Now, if that first bit is zero,

then we, as an outsider,

knows that the weather in Colorado Springs is sunny,

but if the bit is one,

then we don't know for certainty

which of the three weather conditions the Colorado Springs is experiencing.

So if the first bit is one,

then we need another bit.

And suppose, if that second bit is zero,

let's suppose that the weather condition of Colorado Springs is cloudy,

and if the bit is one,

then the weather condition is rainy or snowy.

And we're not done if the bit sequence is 1 1.

So, if the third bit after the two bits of 1 1s,

if the third bit is zero,

then the weather condition in Colorado Springs is rainy,

and if the third bit is also one,

then the weather condition in Colorado Springs is snowy.

In this case, we actually have a different number of bits for different weather outcomes.

The sunny weather has only one bit,

bit zero, the cloudy weather is encoded using one zero.

6:11

So, the weather being cloudy is encoded with two bits, and likewise,

for rainy, it corresponds to 1 1 0,

and for snowy, also 1 1 1.

Now, we actually see

a different number of bits for different outcomes, more specifically,

one bit for the sunny case and the sunny is most probable,

two bits for cloudy,

and three bits for rainy and snowy.

Let's look at the information entropy.

For one day or one weather event,

7:26

so for one day,

we see that the information entropy is equal to

one bit for the case where the weather is sunny,

plus two bits for the case where the weather is cloudy.

And three bits for the case where the probability the weather being rainy,

and also three bits for the probability of the weather being snowy.

And this is the expected number of

bits that you would use for communication.

Notice that this first part is

log of one over P_sub_i of base two and the second part is P_sub_i.

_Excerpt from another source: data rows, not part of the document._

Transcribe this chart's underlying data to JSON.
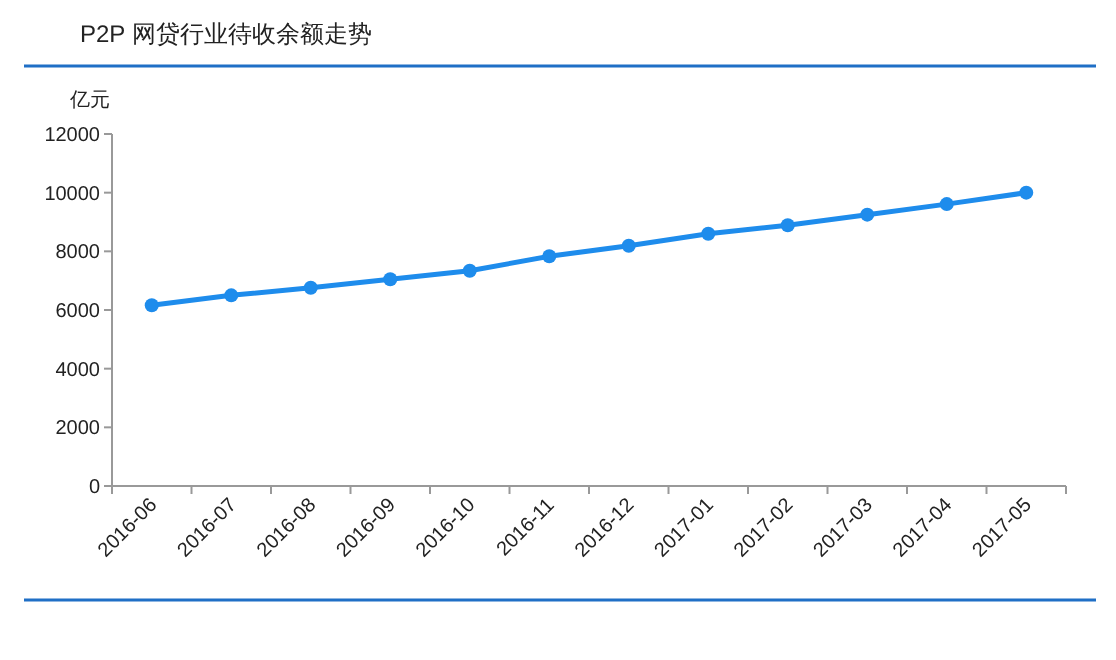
{
  "chart_data": {
    "type": "line",
    "title": "P2P 网贷行业待收余额走势",
    "ylabel": "亿元",
    "categories": [
      "2016-06",
      "2016-07",
      "2016-08",
      "2016-09",
      "2016-10",
      "2016-11",
      "2016-12",
      "2017-01",
      "2017-02",
      "2017-03",
      "2017-04",
      "2017-05"
    ],
    "series": [
      {
        "color": "#1e8cec",
        "values": [
          6160,
          6500,
          6760,
          7050,
          7340,
          7830,
          8190,
          8600,
          8890,
          9250,
          9610,
          10000
        ]
      }
    ],
    "ylim": [
      0,
      12000
    ],
    "yticks": [
      0,
      2000,
      4000,
      6000,
      8000,
      10000,
      12000
    ],
    "marker": "circle",
    "line_style": "solid",
    "grid": false
  }
}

Again, the first part is log of one

over P_sub_i and the second part is the probabilities.

To recap that, we can use Riemann sum to express that.

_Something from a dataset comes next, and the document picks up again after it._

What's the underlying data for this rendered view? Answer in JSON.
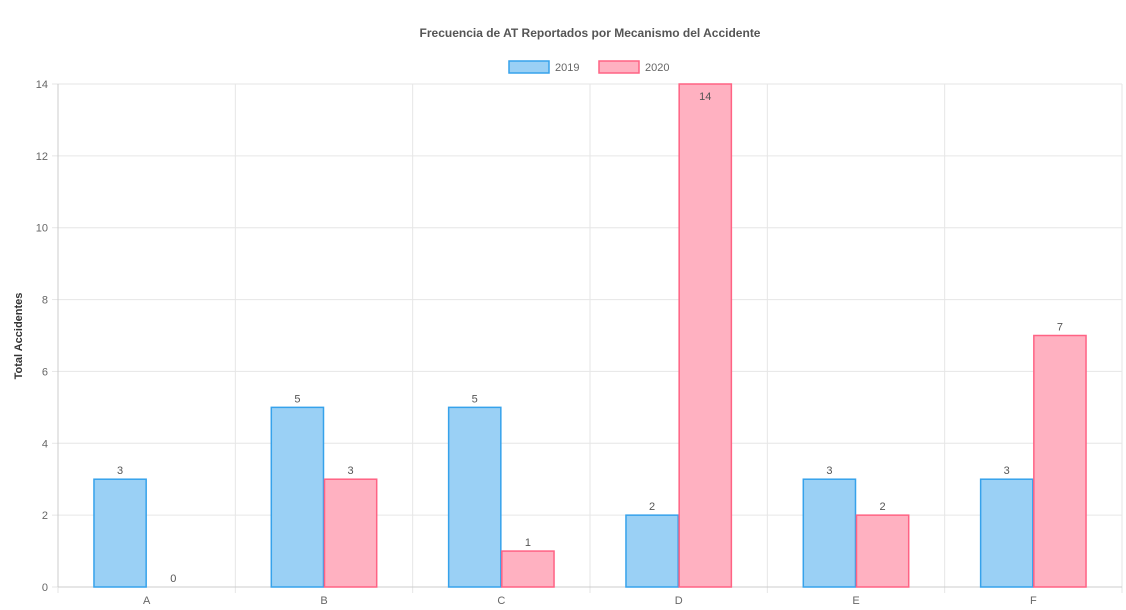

When this boils down to i equals one to capital N. Again,

small i is the outcome indices,

P_sub_i times log of one over P_sub_i.

And given that this is P_sub_i to the minus first power inside the logarithm,

this is equal to

minus i_sub_one to N P_sub_i

times log of P_sub_i.

So this is still information entropy for one day.

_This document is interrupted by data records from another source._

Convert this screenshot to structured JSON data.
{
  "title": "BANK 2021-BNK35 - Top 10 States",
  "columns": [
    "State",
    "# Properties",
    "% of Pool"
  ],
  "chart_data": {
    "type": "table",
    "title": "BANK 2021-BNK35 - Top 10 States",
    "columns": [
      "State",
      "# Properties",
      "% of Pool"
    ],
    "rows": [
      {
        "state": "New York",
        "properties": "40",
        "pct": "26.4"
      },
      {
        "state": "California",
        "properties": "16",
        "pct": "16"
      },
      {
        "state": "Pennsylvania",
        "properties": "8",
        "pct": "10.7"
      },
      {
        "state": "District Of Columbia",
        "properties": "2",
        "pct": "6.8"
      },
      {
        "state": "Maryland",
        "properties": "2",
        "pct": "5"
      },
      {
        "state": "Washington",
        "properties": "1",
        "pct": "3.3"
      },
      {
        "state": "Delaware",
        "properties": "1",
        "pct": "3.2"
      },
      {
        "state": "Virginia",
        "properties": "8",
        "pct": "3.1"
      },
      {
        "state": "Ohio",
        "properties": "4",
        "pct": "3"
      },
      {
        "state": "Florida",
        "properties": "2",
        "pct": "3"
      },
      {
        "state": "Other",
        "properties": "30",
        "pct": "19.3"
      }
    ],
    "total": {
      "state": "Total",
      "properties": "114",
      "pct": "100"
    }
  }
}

And given small m independent weather events or m independent days,

we actually have the entropy for m days, independent days.

We have the information entropy to be m times of this expression.

So m times i equals

one to N of the Riemann sum P_sub_i log of one over P_sub_i.

And this equation was established by Claude Shannon in 1948,

and it's a generalization and can be used even in

the cases where the probability distribution is not uniform.

Again, to recap that,

H is equal to m times the Riemann sum over

the possible outcomes P_sub_i times log

of two because we're encoding them in bits of P_sub_i.

And of course, another form of this is to use arithmetic to-

it's actually log of, one over P_sub_i.

And another form for this would be to use arithmetic

11:30

N to have minus m times the aggregation of

log of P_sub_i's times P_sub_i's,

and the Riemann sum is over all these P_sub_i times log of P_sub_i.

So again, this was constructed or established by Claude Shannon in 1948.

Previously, I talked about the efficiency of

such encoding scheme and we actually had

it so that the more probable outcomes use less number of bits.

This is commonly practiced when we want to,

in digital encoding, when we want to make that encoding scheme efficient.

For example, an example of it is Morse code.

When you want to take English letters and encode it in Morse code,

and Morse code uses two alphabets,

dots or dashes, then we take

the most probable English letters and encode them using smaller number of dots or dashes.

For example, in Morse code,

we'll encode the letter E and the letter T to have one dot

and one dash and the rest of the letters will have more than one dot or one dash.